Tetrachloro- and Tetrabromostibonium(V) Cations: Raman and 19F, 121Sb, and 123Sb NMR Spectroscopic Characterization and X-ray Crystal Structures of SbCl4+Sb(OTeF5)6- and SbBr4+Sb(OTeF5)6-

Abstract

The stable salts, SbCl₄⁺Sb(OTeF₅)₆^- and SbBr₄⁺Sb(OTeF₅)₆^-, have been prepared by oxidation of Sb(OTeF₅)₃ with Cl₂ and Br₂, respectively. The SbBr₄⁺ cation is reported for the first time and is only the second example of a tetrahalostibonium(V) cation. The SbCl₄⁺ cation had been previously characterized as the Sb₂F₁₁^-, Sb₂Cl₂F₉^-, and Sb₂Cl_0.5F_10.5^- salts. Both Sb(OTeF₅)₆^- salts have been characterized in the solid state by low-temperature Raman spectroscopy and X-ray crystallography.

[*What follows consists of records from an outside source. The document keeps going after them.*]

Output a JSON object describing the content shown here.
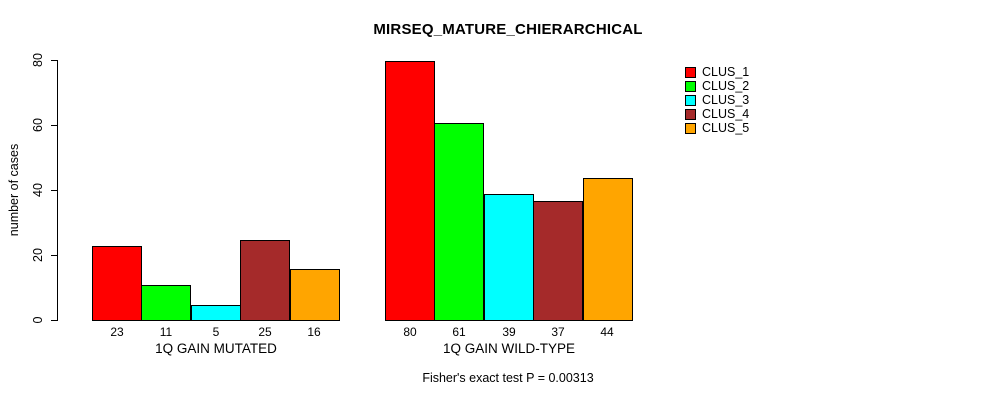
{
  "chart_data": {
    "type": "bar",
    "title": "MIRSEQ_MATURE_CHIERARCHICAL",
    "ylabel": "number of cases",
    "ylim": [
      0,
      80
    ],
    "yticks": [
      0,
      20,
      40,
      60,
      80
    ],
    "grid": false,
    "categories": [
      "1Q GAIN MUTATED",
      "1Q GAIN WILD-TYPE"
    ],
    "series": [
      {
        "name": "CLUS_1",
        "color": "#FF0000",
        "values": [
          23,
          80
        ]
      },
      {
        "name": "CLUS_2",
        "color": "#00FF00",
        "values": [
          11,
          61
        ]
      },
      {
        "name": "CLUS_3",
        "color": "#00FFFF",
        "values": [
          5,
          39
        ]
      },
      {
        "name": "CLUS_4",
        "color": "#A52A2A",
        "values": [
          25,
          37
        ]
      },
      {
        "name": "CLUS_5",
        "color": "#FFA500",
        "values": [
          16,
          44
        ]
      }
    ],
    "bar_value_labels": [
      [
        23,
        11,
        5,
        25,
        16
      ],
      [
        80,
        61,
        39,
        37,
        44
      ]
    ],
    "legend_position": "top-right",
    "annotation": "Fisher's exact test P = 0.00313"
  },
  "colors": {
    "background": "#FFFFFF",
    "text": "#000000",
    "axis": "#000000"
  }
}
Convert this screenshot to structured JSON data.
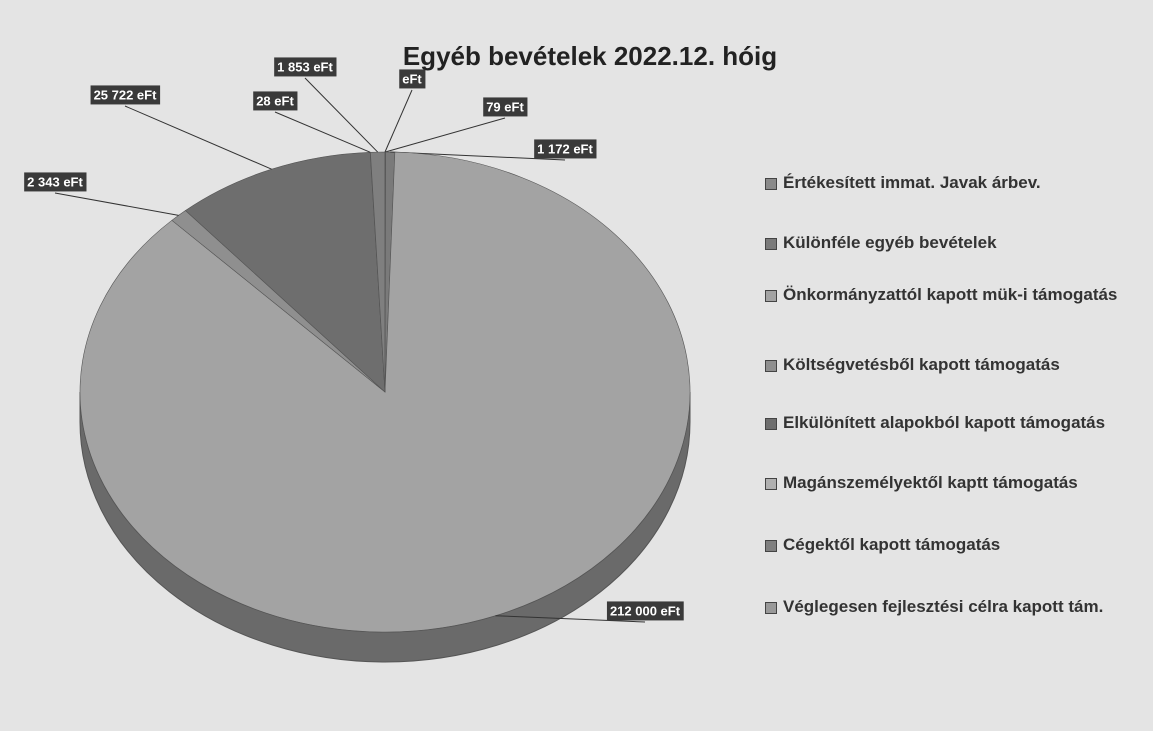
{
  "chart_data": {
    "type": "pie",
    "title": "Egyéb bevételek 2022.12. hóig",
    "categories": [
      "Értékesített immat. Javak árbev.",
      "Különféle egyéb bevételek",
      "Önkormányzattól kapott mük-i támogatás",
      "Költségvetésből kapott támogatás",
      "Elkülönített alapokból kapott támogatás",
      "Magánszemélyektől kaptt támogatás",
      "Cégektől kapott támogatás",
      "Véglegesen fejlesztési célra kapott tám."
    ],
    "values": [
      79,
      1172,
      212000,
      2343,
      25722,
      28,
      1853,
      0
    ],
    "value_labels": [
      "79 eFt",
      "1 172 eFt",
      "212 000 eFt",
      "2 343 eFt",
      "25 722 eFt",
      "28 eFt",
      "1 853 eFt",
      "eFt"
    ],
    "colors": [
      "#8a8a8a",
      "#7a7a7a",
      "#a3a3a3",
      "#8f8f8f",
      "#6e6e6e",
      "#b0b0b0",
      "#7f7f7f",
      "#999999"
    ]
  }
}
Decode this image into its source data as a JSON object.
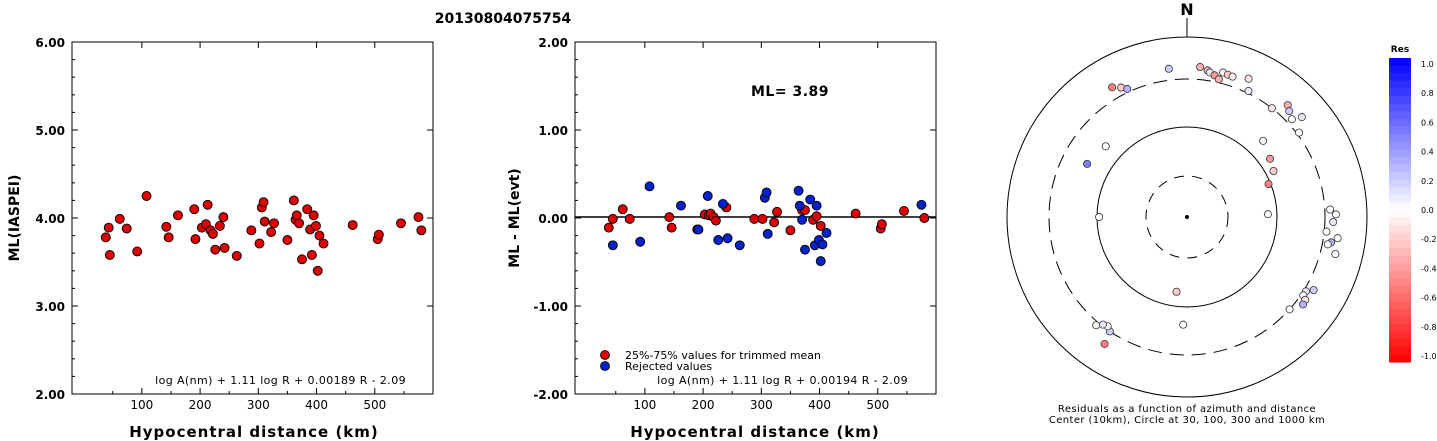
{
  "title": "20130804075754",
  "left_plot": {
    "ylabel": "ML(IASPEI)",
    "xlabel": "Hypocentral distance (km)",
    "formula": "log A(nm) + 1.11 log R + 0.00189 R - 2.09"
  },
  "middle_plot": {
    "ylabel": "ML - ML(evt)",
    "xlabel": "Hypocentral distance (km)",
    "ml_label": "ML= 3.89",
    "formula": "log A(nm) + 1.11 log R + 0.00194 R - 2.09",
    "legend": [
      {
        "label": "25%-75% values for trimmed mean",
        "color": "#dd0000"
      },
      {
        "label": "Rejected values",
        "color": "#0022cc"
      }
    ]
  },
  "polar_plot": {
    "north_label": "N",
    "caption_line1": "Residuals as a function of azimuth and distance",
    "caption_line2": "Center (10km), Circle at 30, 100, 300 and 1000 km"
  },
  "colorbar": {
    "title": "Res",
    "ticks": [
      "1.0",
      "0.8",
      "0.6",
      "0.4",
      "0.2",
      "0.0",
      "-0.2",
      "-0.4",
      "-0.6",
      "-0.8",
      "-1.0"
    ]
  },
  "chart_data": [
    {
      "type": "scatter",
      "title": "20130804075754",
      "xlabel": "Hypocentral distance (km)",
      "ylabel": "ML(IASPEI)",
      "xlim": [
        -20,
        600
      ],
      "ylim": [
        2.0,
        6.0
      ],
      "xticks": [
        "100",
        "200",
        "300",
        "400",
        "500"
      ],
      "yticks": [
        "2.00",
        "3.00",
        "4.00",
        "5.00",
        "6.00"
      ],
      "series": [
        {
          "color": "#dd0000",
          "points": [
            [
              38,
              3.78
            ],
            [
              43,
              3.89
            ],
            [
              45,
              3.58
            ],
            [
              62,
              3.99
            ],
            [
              74,
              3.88
            ],
            [
              92,
              3.62
            ],
            [
              108,
              4.25
            ],
            [
              142,
              3.9
            ],
            [
              146,
              3.78
            ],
            [
              162,
              4.03
            ],
            [
              190,
              4.1
            ],
            [
              192,
              3.76
            ],
            [
              203,
              3.89
            ],
            [
              210,
              3.93
            ],
            [
              213,
              4.15
            ],
            [
              218,
              3.86
            ],
            [
              222,
              3.82
            ],
            [
              226,
              3.64
            ],
            [
              234,
              3.91
            ],
            [
              240,
              4.01
            ],
            [
              242,
              3.66
            ],
            [
              263,
              3.57
            ],
            [
              288,
              3.86
            ],
            [
              302,
              3.71
            ],
            [
              306,
              4.12
            ],
            [
              309,
              4.18
            ],
            [
              311,
              3.96
            ],
            [
              322,
              3.84
            ],
            [
              327,
              3.94
            ],
            [
              350,
              3.75
            ],
            [
              361,
              4.2
            ],
            [
              364,
              3.98
            ],
            [
              366,
              4.03
            ],
            [
              370,
              3.94
            ],
            [
              375,
              3.53
            ],
            [
              384,
              4.1
            ],
            [
              389,
              3.87
            ],
            [
              392,
              3.58
            ],
            [
              395,
              4.03
            ],
            [
              399,
              3.91
            ],
            [
              402,
              3.4
            ],
            [
              405,
              3.8
            ],
            [
              412,
              3.71
            ],
            [
              462,
              3.92
            ],
            [
              505,
              3.76
            ],
            [
              507,
              3.81
            ],
            [
              545,
              3.94
            ],
            [
              575,
              4.01
            ],
            [
              580,
              3.86
            ]
          ]
        }
      ]
    },
    {
      "type": "scatter",
      "xlabel": "Hypocentral distance (km)",
      "ylabel": "ML - ML(evt)",
      "xlim": [
        -20,
        600
      ],
      "ylim": [
        -2.0,
        2.0
      ],
      "xticks": [
        "100",
        "200",
        "300",
        "400",
        "500"
      ],
      "yticks": [
        "-2.00",
        "-1.00",
        "0.00",
        "1.00",
        "2.00"
      ],
      "hline": 0.0,
      "annotation": "ML= 3.89",
      "series": [
        {
          "name": "25%-75% values for trimmed mean",
          "color": "#dd0000",
          "points": [
            [
              38,
              -0.11
            ],
            [
              45,
              -0.01
            ],
            [
              62,
              0.1
            ],
            [
              74,
              -0.01
            ],
            [
              142,
              0.01
            ],
            [
              146,
              -0.11
            ],
            [
              190,
              -0.13
            ],
            [
              203,
              0.04
            ],
            [
              210,
              0.03
            ],
            [
              213,
              0.05
            ],
            [
              218,
              0.01
            ],
            [
              222,
              -0.03
            ],
            [
              240,
              0.12
            ],
            [
              288,
              -0.01
            ],
            [
              302,
              -0.01
            ],
            [
              322,
              -0.05
            ],
            [
              327,
              0.07
            ],
            [
              350,
              -0.14
            ],
            [
              370,
              0.09
            ],
            [
              375,
              0.09
            ],
            [
              389,
              -0.02
            ],
            [
              395,
              0.02
            ],
            [
              402,
              -0.09
            ],
            [
              462,
              0.05
            ],
            [
              505,
              -0.12
            ],
            [
              507,
              -0.07
            ],
            [
              545,
              0.08
            ],
            [
              580,
              0.0
            ]
          ]
        },
        {
          "name": "Rejected values",
          "color": "#0022cc",
          "points": [
            [
              45,
              -0.31
            ],
            [
              92,
              -0.27
            ],
            [
              108,
              0.36
            ],
            [
              162,
              0.14
            ],
            [
              192,
              -0.13
            ],
            [
              208,
              0.25
            ],
            [
              226,
              -0.25
            ],
            [
              234,
              0.16
            ],
            [
              242,
              -0.23
            ],
            [
              263,
              -0.31
            ],
            [
              306,
              0.23
            ],
            [
              309,
              0.29
            ],
            [
              311,
              -0.18
            ],
            [
              364,
              0.31
            ],
            [
              366,
              0.14
            ],
            [
              370,
              -0.02
            ],
            [
              375,
              -0.36
            ],
            [
              384,
              0.21
            ],
            [
              392,
              -0.31
            ],
            [
              395,
              0.14
            ],
            [
              399,
              -0.25
            ],
            [
              402,
              -0.49
            ],
            [
              405,
              -0.3
            ],
            [
              412,
              -0.17
            ],
            [
              575,
              0.15
            ]
          ]
        }
      ]
    },
    {
      "type": "scatter",
      "title": "Residuals as a function of azimuth and distance",
      "subtitle": "Center (10km), Circle at 30, 100, 300 and 1000 km",
      "rings_km": [
        30,
        100,
        300,
        1000
      ],
      "points_note": "azimuth (deg from N) and distance (km); residual colored on Res scale",
      "points": [
        {
          "az": 330,
          "dist": 420,
          "res": -0.5
        },
        {
          "az": 333,
          "dist": 370,
          "res": -0.2
        },
        {
          "az": 335,
          "dist": 330,
          "res": 0.3
        },
        {
          "az": 353,
          "dist": 415,
          "res": 0.2
        },
        {
          "az": 5,
          "dist": 430,
          "res": -0.3
        },
        {
          "az": 8,
          "dist": 400,
          "res": -0.3
        },
        {
          "az": 9,
          "dist": 380,
          "res": 0.1
        },
        {
          "az": 11,
          "dist": 360,
          "res": -0.4
        },
        {
          "az": 13,
          "dist": 330,
          "res": -0.3
        },
        {
          "az": 14,
          "dist": 410,
          "res": 0.0
        },
        {
          "az": 16,
          "dist": 400,
          "res": -0.2
        },
        {
          "az": 18,
          "dist": 395,
          "res": -0.1
        },
        {
          "az": 24,
          "dist": 440,
          "res": -0.1
        },
        {
          "az": 26,
          "dist": 320,
          "res": 0.1
        },
        {
          "az": 38,
          "dist": 300,
          "res": -0.1
        },
        {
          "az": 42,
          "dist": 430,
          "res": -0.3
        },
        {
          "az": 44,
          "dist": 390,
          "res": 0.2
        },
        {
          "az": 47,
          "dist": 350,
          "res": 0.0
        },
        {
          "az": 49,
          "dist": 450,
          "res": 0.1
        },
        {
          "az": 53,
          "dist": 320,
          "res": 0.0
        },
        {
          "az": 45,
          "dist": 150,
          "res": 0.0
        },
        {
          "az": 55,
          "dist": 130,
          "res": -0.4
        },
        {
          "az": 62,
          "dist": 120,
          "res": -0.2
        },
        {
          "az": 68,
          "dist": 95,
          "res": -0.5
        },
        {
          "az": 88,
          "dist": 80,
          "res": 0.0
        },
        {
          "az": 87,
          "dist": 350,
          "res": 0.0
        },
        {
          "az": 89,
          "dist": 410,
          "res": 0.0
        },
        {
          "az": 92,
          "dist": 380,
          "res": 0.1
        },
        {
          "az": 96,
          "dist": 320,
          "res": 0.0
        },
        {
          "az": 98,
          "dist": 450,
          "res": 0.0
        },
        {
          "az": 100,
          "dist": 380,
          "res": 0.3
        },
        {
          "az": 101,
          "dist": 350,
          "res": 0.0
        },
        {
          "az": 104,
          "dist": 460,
          "res": 0.0
        },
        {
          "az": 120,
          "dist": 380,
          "res": 0.2
        },
        {
          "az": 122,
          "dist": 320,
          "res": 0.1
        },
        {
          "az": 124,
          "dist": 320,
          "res": 0.0
        },
        {
          "az": 125,
          "dist": 360,
          "res": -0.1
        },
        {
          "az": 127,
          "dist": 370,
          "res": 0.3
        },
        {
          "az": 132,
          "dist": 300,
          "res": 0.0
        },
        {
          "az": 182,
          "dist": 150,
          "res": 0.0
        },
        {
          "az": 188,
          "dist": 70,
          "res": -0.2
        },
        {
          "az": 214,
          "dist": 300,
          "res": 0.2
        },
        {
          "az": 216,
          "dist": 280,
          "res": 0.0
        },
        {
          "az": 218,
          "dist": 290,
          "res": 0.1
        },
        {
          "az": 220,
          "dist": 330,
          "res": 0.0
        },
        {
          "az": 213,
          "dist": 440,
          "res": -0.5
        },
        {
          "az": 270,
          "dist": 95,
          "res": 0.0
        },
        {
          "az": 298,
          "dist": 170,
          "res": 0.5
        },
        {
          "az": 311,
          "dist": 150,
          "res": 0.0
        }
      ]
    }
  ]
}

Owing to the weakly coordinating nature of the Sb(OTeF₅)₆^- anion, both salts are readily soluble in SO₂ClF and have been characterized in solution by ¹²¹Sb, ¹²³Sb, and ¹⁹F NMR spectroscopy. The tetrahedral environments around the Sb atoms of the cations result in low electric field gradients at the quadrupolar ¹²¹Sb and ¹²³Sb nuclei and correspondingly long relaxation times, allowing the first solution NMR characterization of a tetrahalocation of the heavy pnicogens. The following crystal structures are reported: SbCl₄⁺Sb(OTeF₅)₆^-, trigonal system, space group P3̄, a = 10.022(1) Å, c = 18.995(4) Å, V = 1652.3(6) ų, D_calc = 3.652 g cm^-3, Z = 2, R₁ = 0.0461; SbBr₄⁺Sb(OTeF₅)₆^-, trigonal system, space group P3̄, a = 10.206(1) Å, c = 19.297(3) Å, V = 1740.9(5) ų, D_calc = 3.806 g cm^-3, Z = 2, R₁ = 0.0425. The crystal structures of both Sb(OTeF₅)₆^- salts are similar and reveal considerably weaker interactions between anion and cation than in previously known SbCl₄⁺ salts. Both cations are undistorted tetrahedra with bond lengths of 2.221(3) Å for SbCl₄⁺ and 2.385(2) Å for SbBr₄⁺. The Raman spectra are consistent with undistorted SbX₄⁺ tetrahedra and have been assigned under T_d point symmetry. Trends within groups 15 and 17 are noted among the general valence force constants of the PI₄⁺, AsF₄⁺, AsBr₄⁺, AsI₄⁺, SbCl₄⁺ and SbBr₄⁺ cations, which have been calculated for the first time, and the previously determined force constants for NF₄⁺, NCl₄⁺, PF₄⁺, PCl₄⁺, PBr₄⁺, and AsCl₄⁺, which have been recalculated for the P and As cations in the present study. The SbCl₄⁺ salt is stable in SO₂ClF solution, whereas the SbBr₄⁺ salt decomposes slowly in SO₂ClF at room temperature and rapidly in the presence of Br^- ion and in CH₃CN solution at low temperatures. The major products of the decompositions are SbBr₂⁺Sb(OTeF₅)₆^-, as an adduct with CH₃CN in CH₃CN solvent, and Br₂.